Was it all worth it in a cost benefit sense though? We do know the answer that one - no. The overall cost has been too high, both economically and politically. Politically in that the flaky nature of our democracy is now out in the open and the governing classes have a clear idea of what they can do and how to do it without much opposition.

Yet whatever I tell myself and write here about the leadership of Boris Johnson, I'm pretty sure that the Labour party under Keir Starmer would have been even worse. A kind of bad cop worse cop scenario. Looking to the future, that is the real toll.  

4 comments:

DiscoveredJoys said...

You could argue that the political toll could have been much worse. Egged on by 'experts' the Government feared television showing two victims to a mattress filling hospital corridors.

Instead the Government funded lockdown(s), Nightingale Wards (a better name than Plague Wards), production of ventilators, daily broadcasts, kickstarted vaccine development and arranged for provision of face masks and hand gel etc. And every step of the way they were criticised by people who knew little and whose reputations were not on the line.

Was the initial response over the top?
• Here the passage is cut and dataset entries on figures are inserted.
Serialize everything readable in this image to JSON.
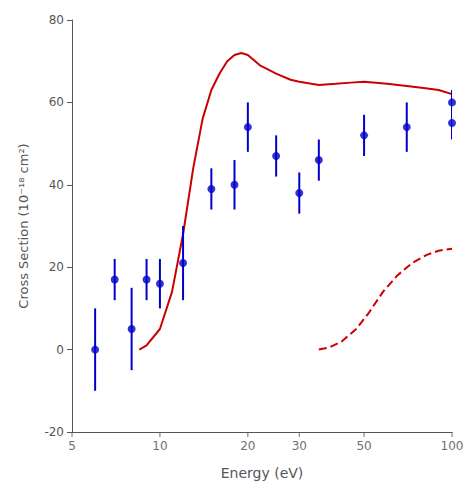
{
  "chart_data": {
    "type": "line",
    "xlabel": "Energy (eV)",
    "ylabel": "Cross Section (10⁻¹⁸ cm²)",
    "log": "x",
    "grid": false,
    "xlim": [
      5,
      100
    ],
    "ylim": [
      -20,
      80
    ],
    "xticks": [
      5,
      10,
      20,
      30,
      50,
      100
    ],
    "yticks": [
      -20,
      0,
      20,
      40,
      60,
      80
    ],
    "series": [
      {
        "type": "line",
        "color": "#cc0000",
        "line_style": "solid",
        "x": [
          8.5,
          9,
          10,
          11,
          12,
          13,
          14,
          15,
          16,
          17,
          18,
          19,
          20,
          22,
          25,
          28,
          30,
          33,
          35,
          40,
          45,
          50,
          60,
          70,
          80,
          90,
          100
        ],
        "values": [
          0,
          1,
          5,
          14,
          28,
          44,
          56,
          63,
          67,
          70,
          71.5,
          72,
          71.5,
          69,
          67,
          65.5,
          65,
          64.5,
          64.2,
          64.5,
          64.8,
          65,
          64.5,
          64,
          63.5,
          63,
          62
        ]
      },
      {
        "type": "line",
        "color": "#cc0000",
        "line_style": "dashed",
        "x": [
          35,
          38,
          42,
          47,
          52,
          58,
          65,
          73,
          82,
          90,
          100
        ],
        "values": [
          0,
          0.5,
          2,
          5,
          9,
          14,
          18,
          21,
          23,
          24,
          24.5
        ]
      },
      {
        "type": "scatter",
        "color": "#0000cc",
        "marker": "circle",
        "x": [
          6,
          7,
          8,
          9,
          10,
          12,
          15,
          18,
          20,
          25,
          30,
          35,
          50,
          70,
          100,
          100
        ],
        "values": [
          0,
          17,
          5,
          17,
          16,
          21,
          39,
          40,
          54,
          47,
          38,
          46,
          52,
          54,
          60,
          55
        ],
        "yerr_low": [
          10,
          5,
          10,
          5,
          6,
          9,
          5,
          6,
          6,
          5,
          5,
          5,
          5,
          6,
          3,
          4
        ],
        "yerr_high": [
          10,
          5,
          10,
          5,
          6,
          9,
          5,
          6,
          6,
          5,
          5,
          5,
          5,
          6,
          3,
          4
        ]
      }
    ]
  }
}
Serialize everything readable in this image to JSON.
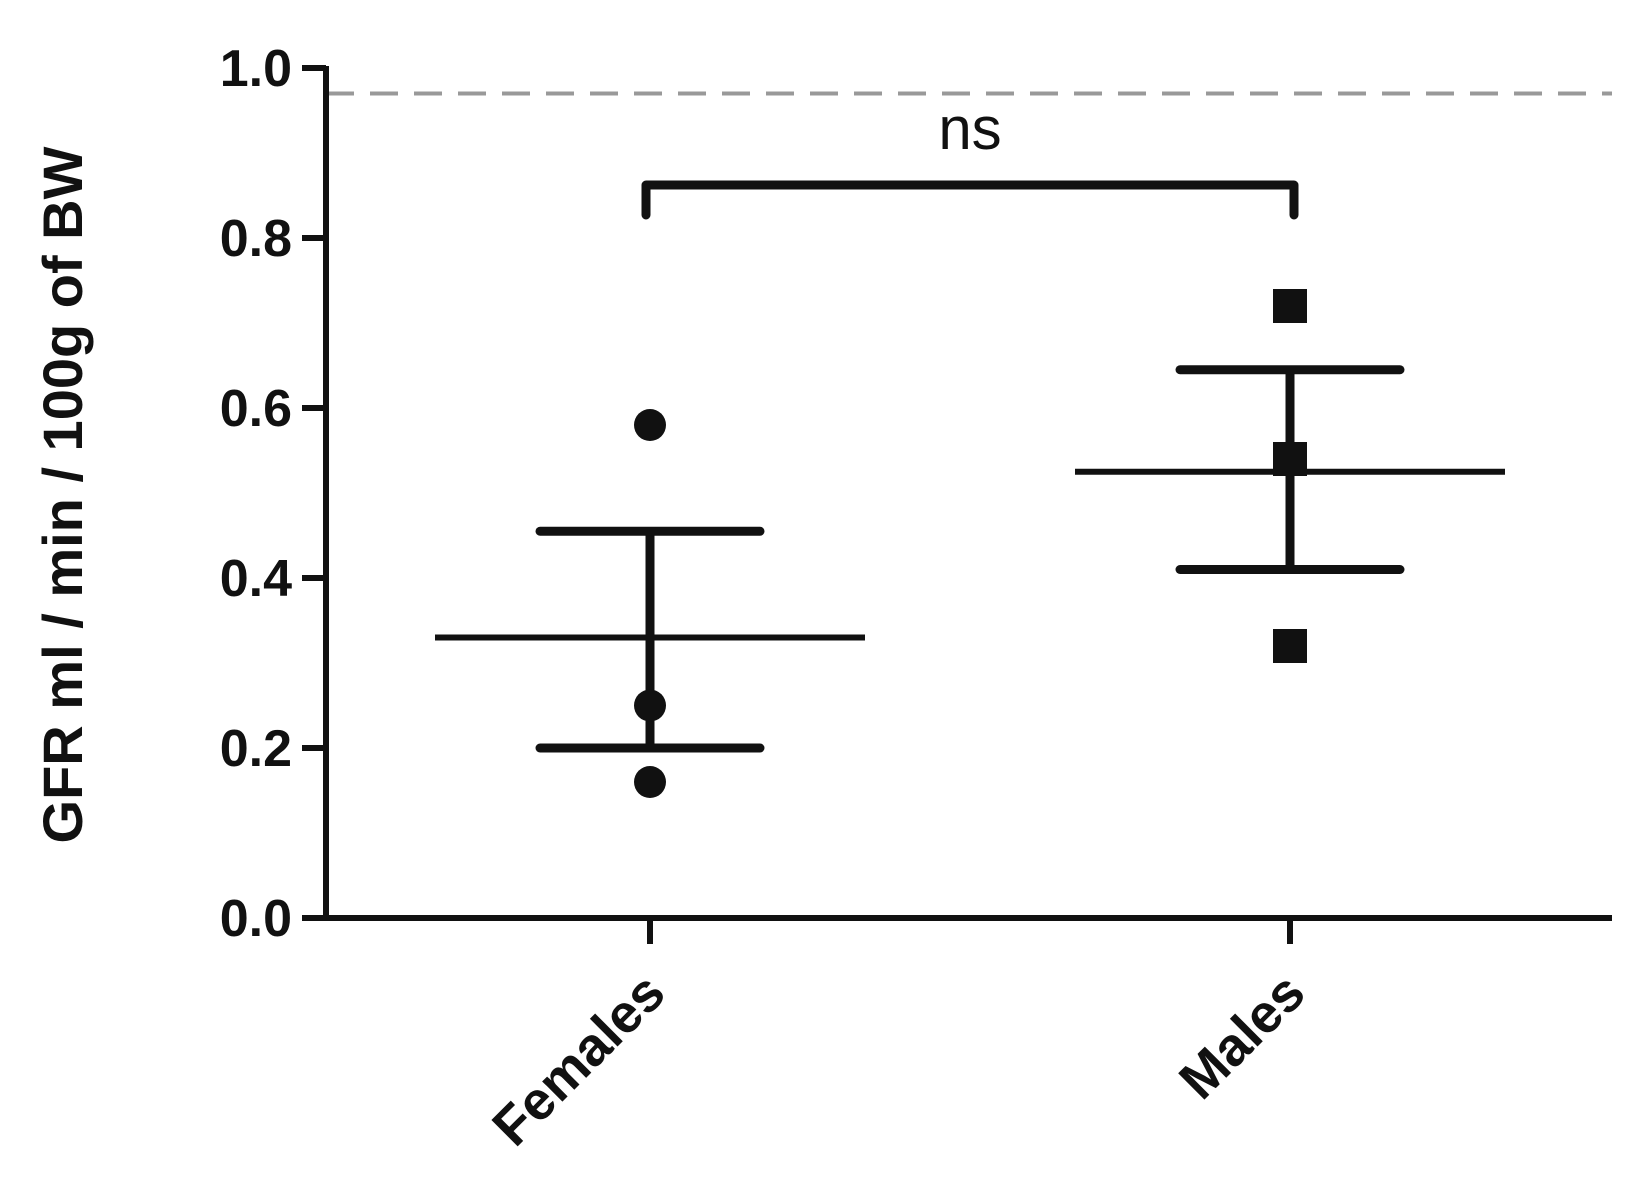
{
  "chart_data": {
    "type": "scatter",
    "ylabel": "GFR ml / min / 100g of BW",
    "xlabel": "",
    "ylim": [
      0.0,
      1.0
    ],
    "yticks": [
      "0.0",
      "0.2",
      "0.4",
      "0.6",
      "0.8",
      "1.0"
    ],
    "categories": [
      "Females",
      "Males"
    ],
    "reference_line": {
      "y": 0.97,
      "style": "dashed",
      "color": "#999999"
    },
    "series": [
      {
        "category": "Females",
        "marker": "circle",
        "points": [
          0.58,
          0.25,
          0.16
        ],
        "mean": 0.33,
        "error_upper": 0.455,
        "error_lower": 0.2
      },
      {
        "category": "Males",
        "marker": "square",
        "points": [
          0.72,
          0.54,
          0.32
        ],
        "mean": 0.525,
        "error_upper": 0.645,
        "error_lower": 0.41
      }
    ],
    "significance": {
      "label": "ns",
      "between": [
        "Females",
        "Males"
      ],
      "y": 0.82
    },
    "grid": false,
    "colors": {
      "ink": "#111111",
      "reference": "#999999"
    }
  }
}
Maybe yes, maybe no, but we'll not know for years.

The Jannie said...

Sky News continues the idiocy/lies/propaganda by using the expression "coronavirus-related deaths". The data on these, of course is of no value whatever when the PTB conflate "with" and 2of" every day.bb

Sam Vega said...

Another revelation is the potential for polarisation and entrenched positions throughout society. It seems like a sizeable minority of the people I know are convinced that Covid was a scam and that some kind of conspiracy is the best explanation; they get quite angry about this. Another, larger group seem to think we are all going to die of Covid, and we should blame the other group for this. As previously noted, this division does not seem to map onto other ideological fault-lines.

A K Haart said...

DJ - I think we already know it was over the top, but politically it wasn't because without being highly proactive, the Tories could have been destroyed for years whatever the outcome. A crazy situation but this is where we are.

Jannie - it seems possible that collateral health damage alone made it all pointless, but that will never be admitted until it doesn't matter.

Sam - yes there is a division which seems quite fundamental. As if habitual scepticism is as unacceptable today as it was in Socrates' day. I wonder what hemlock tastes like?